Adalimumab maintains remission of Crohn's disease after up to 4 years of treatment: data from CHARM and ADHERE

Abstract

Background: Therapies that maintain remission for patients with Crohn's disease are essential. Stable remission rates have been demonstrated for up to 2 years in adalimumab-treated patients with moderately to severely active Crohn's disease enrolled in the CHARM and ADHERE clinical trials.

Aim: To present the long-term efficacy and safety of adalimumab therapy through 4 years of treatment.

Methods: Remission (CDAI <150), response (CR-100) and corticosteroid-free remission over 4 years, and maintenance of these endpoints beyond 1 year were assessed in CHARM early responders randomised to adalimumab. Corticosteroid-free remission was also assessed in all adalimumab-randomised patients using corticosteroids at baseline. Fistula healing was assessed in adalimumab-randomised patients with fistula at baseline. As observed, last observation carried forward and a hybrid nonresponder imputation analysis for year 4 (hNRI) were used to report efficacy. Adverse events were reported for any patient receiving at least one dose of adalimumab.

Results: Of 329 early responders randomised to adalimumab induction therapy, at least 30% achieved remission (99/329) or CR-100 (116/329) at year 4 of treatment (hNRI). The majority of patients (54%) with remission at year 1 maintained this endpoint at year 4 (hNRI). At year 4, 16% of patients taking corticosteroids at baseline were in corticosteroid-free remission and 24% of patients with fistulae at baseline had healed fistulae. The incidence rates of adverse events remained stable over time.

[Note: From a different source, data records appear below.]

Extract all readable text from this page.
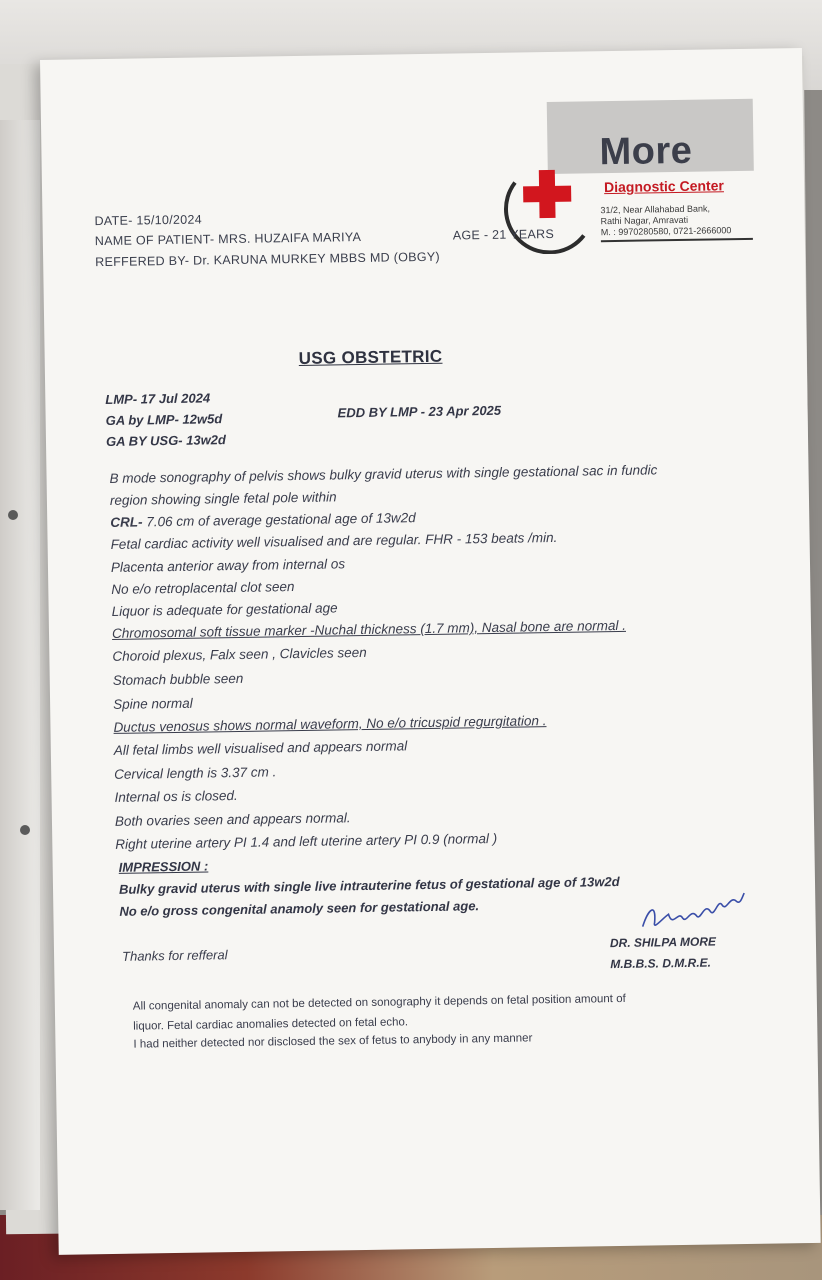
More
Diagnostic Center
31/2, Near Allahabad Bank,
Rathi Nagar, Amravati
M. : 9970280580, 0721-2666000
DATE- 15/10/2024
NAME OF PATIENT- MRS. HUZAIFA MARIYA	AGE - 21 YEARS
REFFERED BY- Dr. KARUNA MURKEY MBBS MD (OBGY)
USG OBSTETRIC
LMP- 17 Jul 2024
GA by LMP- 12w5d	EDD BY LMP - 23 Apr 2025
GA BY USG- 13w2d
B mode sonography of pelvis shows bulky gravid uterus with single gestational sac in fundic
region showing single fetal pole within
CRL- 7.06 cm of average gestational age of 13w2d
Fetal cardiac activity well visualised and are regular. FHR - 153 beats /min.
Placenta anterior away from internal os
No e/o retroplacental clot seen
Liquor is adequate for gestational age
Chromosomal soft tissue marker -Nuchal thickness (1.7 mm), Nasal bone are normal .
Choroid plexus, Falx seen , Clavicles seen
Stomach bubble seen
Spine normal
Ductus venosus shows normal waveform, No e/o tricuspid regurgitation .
All fetal limbs well visualised and appears normal
Cervical length is 3.37 cm .
Internal os is closed.
Both ovaries seen and appears normal.
Right uterine artery PI 1.4 and left uterine artery PI 0.9 (normal )
IMPRESSION :
Bulky gravid uterus with single live intrauterine fetus of gestational age of 13w2d
No e/o gross congenital anamoly seen for gestational age.
Thanks for refferal
DR. SHILPA MORE
M.B.B.S. D.M.R.E.
All congenital anomaly can not be detected on sonography it depends on fetal position amount of
liquor. Fetal cardiac anomalies detected on fetal echo.
I had neither detected nor disclosed the sex of fetus to anybody in any manner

Conclusions: Prolonged adalimumab therapy maintained clinical remission and response in patients with moderately to severely active Crohn's disease for up to 4 years. No increased risk of adverse events or new safety signals were identified with long-term maintenance therapy. (clinicaltrials.gov number: NCT00077779).

Figure 1

Disposition of CHARM patients entering ADHERE. The primary reason for discontinuation during ADHERE is also shown for all patients. ADA, adalimumab; PBO, placebo; eow, every other week; ew, weekly; OL, open-label.

Figure 2

Maintenance of clinical remission and response in patients responding to adalimumab induction therapy and receiving any dose of ADA: mITT (n = 329). (a) Crohn's disease activity index (CDAI) over time: Nonlinear model using four-parameter log-logistic function. Dotted line represents the threshold for clinical remission (CDAI <150). (b) Percentage of patients in remission (CDAI <150) over time. (c) Percentage of patients achieving clinical response (CR-100) over time. Green bars, hNRI analysis; orange bars, LOCF analysis; blue bars, as-observed.

Figure 3

Long-term maintenance of remission in patients randomised to adalimumab 40 mg eow: mITT (n = 172). Percentage of patients in remission (CDAI <150) over time. Green bars, all patients randomised to adalimumab every other week (all, hNRI analysis); orange bars, patients randomised to adalimumab every other week excluding patients that escalated to weekly dosing (no dose escalation, hNRI analysis); blue bars, patients randomised to adalimumab every other week excluding patients that escalated to weekly dosing (no dose escalation, as-observed analysis).

Figure 4

Long-term maintenance of clinical remission and response for patients in remission or response at week 56 of CHARM. (a) Percentage of patients who were in remission at the end of CHARM (CDAI <150) (n = 145) that maintained remission over time. (b) Percentage of patients who had a clinical response at the end of CHARM (CR-100) (n = 172) that maintained a response over time. Green bars, hNRI analysis; orange bars, LOCF analysis; blue bars, as-observed.

Figure 5

Long-term efficacy of fistula healing in patients randomised to adalimumab with fistulas at baseline (ITT, n = 70). Green bars, hNRI analysis; orange bars, LOCF analysis; blue bars, as-observed.

Figure 6

Maintenance of corticosteroid-free clinical remission in patients who were taking corticosteroids at CHARM baseline (ITT, n = 206) and in randomised responders, regardless of baseline corticosteroid use (mITT, n = 329). (a) Percentage of patients who discontinued corticosteroid use and achieved clinical remission (CDAI <150) over time (NRI analysis). (b) Percentage of patients who achieved corticosteroid-free clinical remission at the end of CHARM (n = 53 for the ITT population taking corticosteroids at baseline of CHARM and n = 147 for the randomised responder population) and maintained corticosteroid-free clinical remission over time (NRI analysis). Green bars, patients taking corticosteroids at baseline; orange bars, all randomised responders, regardless of baseline corticosteroid use.